Asian markets are one source for raw feeders. 

This store is a chain. Maybe you have one near you. I have one about 20-30 minutes drive away. It's a whole shopping experience, let me tell you. They have everything a raw feeder could want except raw, green tripe, of course. They have other interesting things to look at. I'm just fascinated as I stroll through the store. I always wind up getting at least one little thing for myself while I explore for dog food. Last couple times I got some sea weed salad that is just out of this world, to die for tasty. And healthy. It's sea weed from Taiwan. It was crisp, fresh, sweet and a little tart from vinegar I guess, maybe a little garlic in there too. And it had sesame oil and seeds in it.
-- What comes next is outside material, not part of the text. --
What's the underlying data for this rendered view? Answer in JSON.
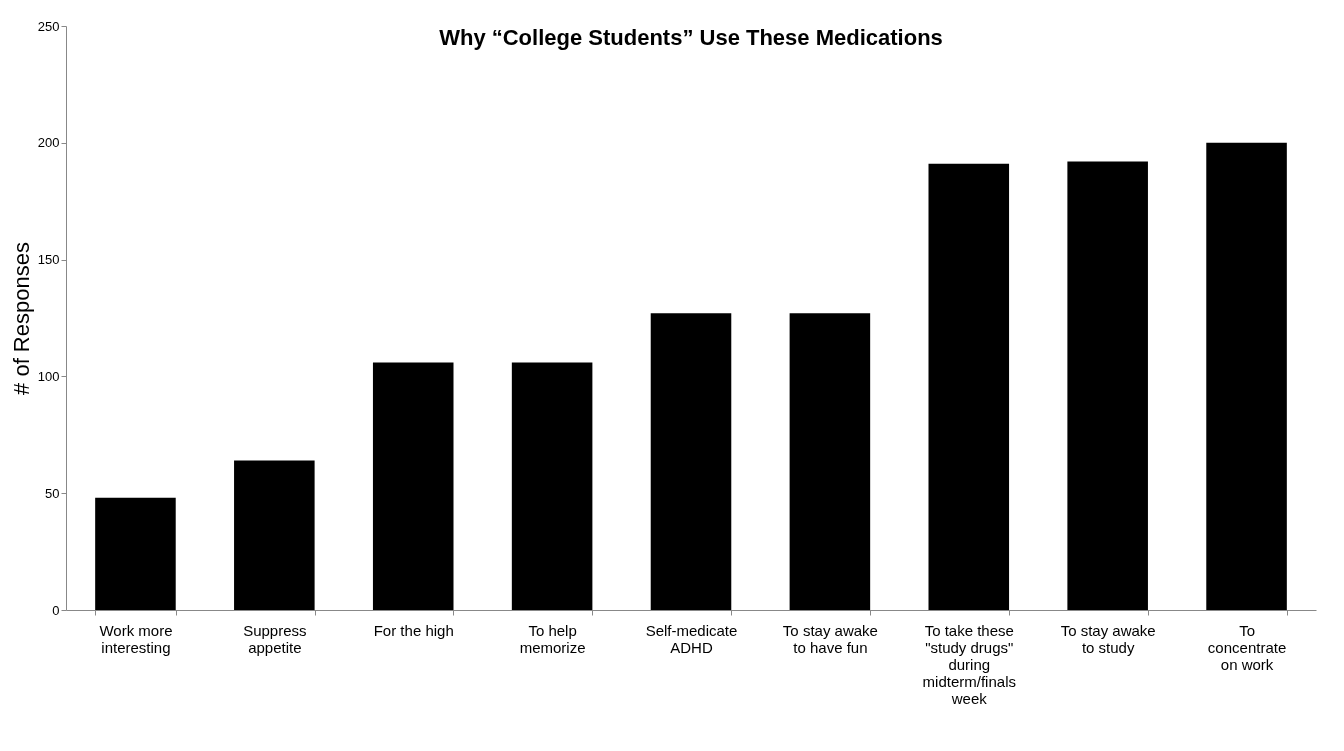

I tell you, I thought I died and went to heaven. 

Anyhow, do you have one near you?

http://www.99ranch.com/

Here's another one about the same distance away give or take. It also seems to be a chain. 

Hmart.com: Online Shopping for Asian Grocery, Korean Kimchi, Rice Cookers, Appliances & more at everyday low prices.
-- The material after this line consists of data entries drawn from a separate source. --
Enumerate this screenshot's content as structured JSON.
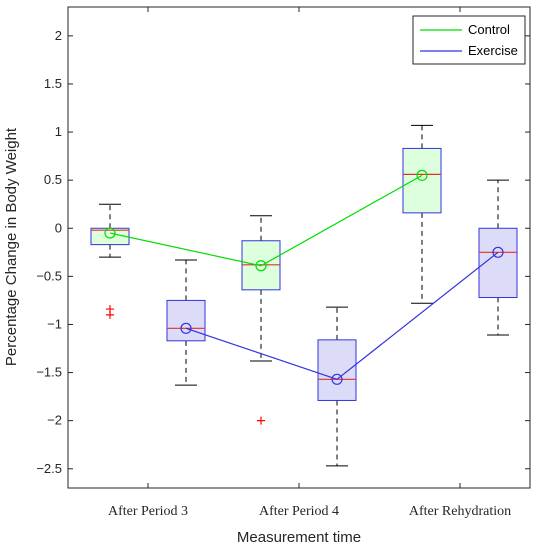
{
  "chart_data": {
    "type": "box",
    "xlabel": "Measurement time",
    "ylabel": "Percentage Change in Body Weight",
    "ylim": [
      -2.7,
      2.3
    ],
    "yticks": [
      "2",
      "1.5",
      "1",
      "0.5",
      "0",
      "-0.5",
      "-1",
      "-1.5",
      "-2",
      "-2.5"
    ],
    "categories": [
      "After Period 3",
      "After Period 4",
      "After Rehydration"
    ],
    "legend_position": "top-right",
    "grid": false,
    "series": [
      {
        "name": "Control",
        "line_color": "#00dd00",
        "box_fill": "#ddffdd",
        "boxes": [
          {
            "whisker_low": -0.3,
            "q1": -0.17,
            "median": -0.02,
            "q3": 0.0,
            "whisker_high": 0.25,
            "mean": -0.05,
            "outliers": [
              -0.84,
              -0.9
            ]
          },
          {
            "whisker_low": -1.38,
            "q1": -0.64,
            "median": -0.38,
            "q3": -0.13,
            "whisker_high": 0.13,
            "mean": -0.39,
            "outliers": [
              -2.0
            ]
          },
          {
            "whisker_low": -0.78,
            "q1": 0.16,
            "median": 0.56,
            "q3": 0.83,
            "whisker_high": 1.07,
            "mean": 0.55,
            "outliers": []
          }
        ]
      },
      {
        "name": "Exercise",
        "line_color": "#3333dd",
        "box_fill": "#dcdcf8",
        "boxes": [
          {
            "whisker_low": -1.63,
            "q1": -1.17,
            "median": -1.04,
            "q3": -0.75,
            "whisker_high": -0.33,
            "mean": -1.04,
            "outliers": []
          },
          {
            "whisker_low": -2.47,
            "q1": -1.79,
            "median": -1.57,
            "q3": -1.16,
            "whisker_high": -0.82,
            "mean": -1.57,
            "outliers": []
          },
          {
            "whisker_low": -1.11,
            "q1": -0.72,
            "median": -0.25,
            "q3": 0.0,
            "whisker_high": 0.5,
            "mean": -0.25,
            "outliers": []
          }
        ]
      }
    ],
    "colors": {
      "median": "#e03030",
      "outlier": "#ff0000",
      "whisker": "#000000",
      "axis": "#262626"
    }
  }
}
Anyhow, these types of stores have everything under the sun practically. However, I don't know all their meat is grass fed or organic. So, that's why I'm going to be looking for a local farmer. But for some things, they're great and a good way to get started. There's a ton of variety and good prices I've found.
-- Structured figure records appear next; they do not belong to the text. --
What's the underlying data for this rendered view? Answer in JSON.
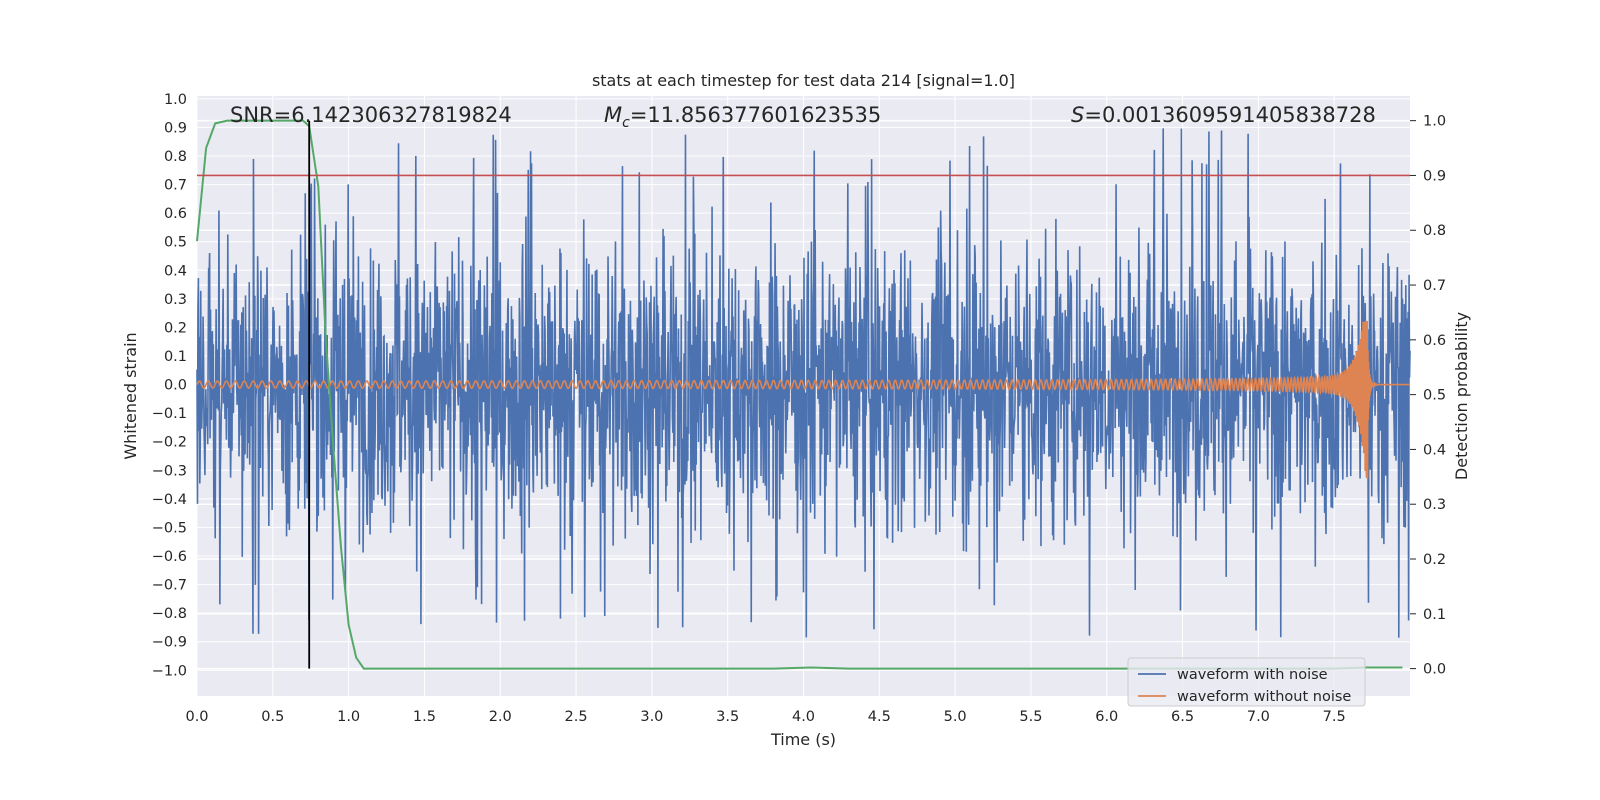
{
  "chart_data": {
    "type": "line",
    "title": "stats at each timestep for test data 214 [signal=1.0]",
    "xlabel": "Time (s)",
    "ylabel_left": "Whitened strain",
    "ylabel_right": "Detection probability",
    "xlim": [
      0.0,
      8.0
    ],
    "ylim_left": [
      -1.09,
      1.01
    ],
    "ylim_right": [
      -0.05,
      1.045
    ],
    "x_ticks": [
      "0.0",
      "0.5",
      "1.0",
      "1.5",
      "2.0",
      "2.5",
      "3.0",
      "3.5",
      "4.0",
      "4.5",
      "5.0",
      "5.5",
      "6.0",
      "6.5",
      "7.0",
      "7.5"
    ],
    "y_left_ticks": [
      "1.0",
      "0.9",
      "0.8",
      "0.7",
      "0.6",
      "0.5",
      "0.4",
      "0.3",
      "0.2",
      "0.1",
      "0.0",
      "−0.1",
      "−0.2",
      "−0.3",
      "−0.4",
      "−0.5",
      "−0.6",
      "−0.7",
      "−0.8",
      "−0.9",
      "−1.0"
    ],
    "y_right_ticks": [
      "1.0",
      "0.9",
      "0.8",
      "0.7",
      "0.6",
      "0.5",
      "0.4",
      "0.3",
      "0.2",
      "0.1",
      "0.0"
    ],
    "annotations": {
      "snr": "SNR=6.142306327819824",
      "mc_symbol": "M",
      "mc_sub": "c",
      "mc_value": "=11.856377601623535",
      "s_symbol": "S",
      "s_value": "=0.0013609591405838728"
    },
    "threshold_probability": 0.9,
    "detection_time_s": 0.74,
    "merger_time_s": 7.72,
    "series": [
      {
        "name": "waveform with noise",
        "color": "#4c72b0",
        "amplitude_typical": 0.45,
        "peak_max": 0.9,
        "peak_min": -1.0
      },
      {
        "name": "waveform without noise",
        "color": "#dd8452",
        "amplitude_start": 0.012,
        "peak_max": 0.22,
        "peak_min": -0.33
      },
      {
        "name": "detection probability",
        "color": "#55a868",
        "x": [
          0.0,
          0.06,
          0.12,
          0.2,
          0.5,
          0.7,
          0.74,
          0.8,
          0.85,
          0.9,
          0.95,
          1.0,
          1.05,
          1.1,
          1.15,
          2.0,
          3.0,
          3.8,
          4.05,
          4.3,
          5.0,
          6.0,
          7.0,
          7.5,
          7.7,
          7.95
        ],
        "y": [
          0.78,
          0.95,
          0.995,
          1.0,
          1.0,
          1.0,
          0.99,
          0.88,
          0.6,
          0.4,
          0.22,
          0.08,
          0.02,
          0.0,
          0.0,
          0.0,
          0.0,
          0.0,
          0.002,
          0.0,
          0.0,
          0.0,
          0.0,
          0.0,
          0.002,
          0.002
        ]
      }
    ],
    "legend": {
      "placement": "lower-right",
      "entries": [
        {
          "label": "waveform with noise",
          "color": "#4c72b0"
        },
        {
          "label": "waveform without noise",
          "color": "#dd8452"
        }
      ]
    },
    "colors": {
      "background": "#eaeaf2",
      "grid": "#ffffff",
      "threshold": "#c44e52",
      "detection_marker": "#000000"
    }
  }
}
So, if you are wondering where to find things like duck feet, brain, lungs, different kinds of organ meat, a variety of body parts of all kinds of animals, including alligator, (if you have lots of money) frog legs and fish, an Asian market might be just the right spot for you.


----------



## MollyMuiMa (Oct 13, 2012)

I have a 99Ranch a couple of miles away from me and I've gone there twice.......unfortunately I hate going there because although the store is huge you can never find parking! We have a humungous Asia population here and I swear, they are all at that store at the same time!!! LOL!
I only went there to buy Nori (seaweed sushi wrappers) for a special occasion, but now perhaps I'll go and check out the meat!! I know I was fascinated by the live fish, and I did want to buy some seafood while I was there, but the crowd around the butcher/meat dept was 3 people deep so I gave up.......


----------



## West U (Jul 30, 2014)

I have a wonderful meat market, but I do go to the big Chinese markets here in Houston. I just got Lola and Dash some big chicken feet. I cut down on the bisquit and give them frozen feet a couple times day. Good for the teeth and I have got to think they are less calories.


----------



## Poodlebeguiled (May 27, 2013)

Molly...that sucks that it's so crowded. Hmmm, maybe you have to get there when they first open. Yeah, I'm probably going to go today because I'm just about out of duck feet. And the boys LOVE their duck feet. I need to take inventory and see if I need to top off anything else. 


West, that's great that you have those stores close to you. Yeah, those feet are high in glucosomine and chondroiton as I understand it. What are the biscuits you give? Is that something with grain in it?


----------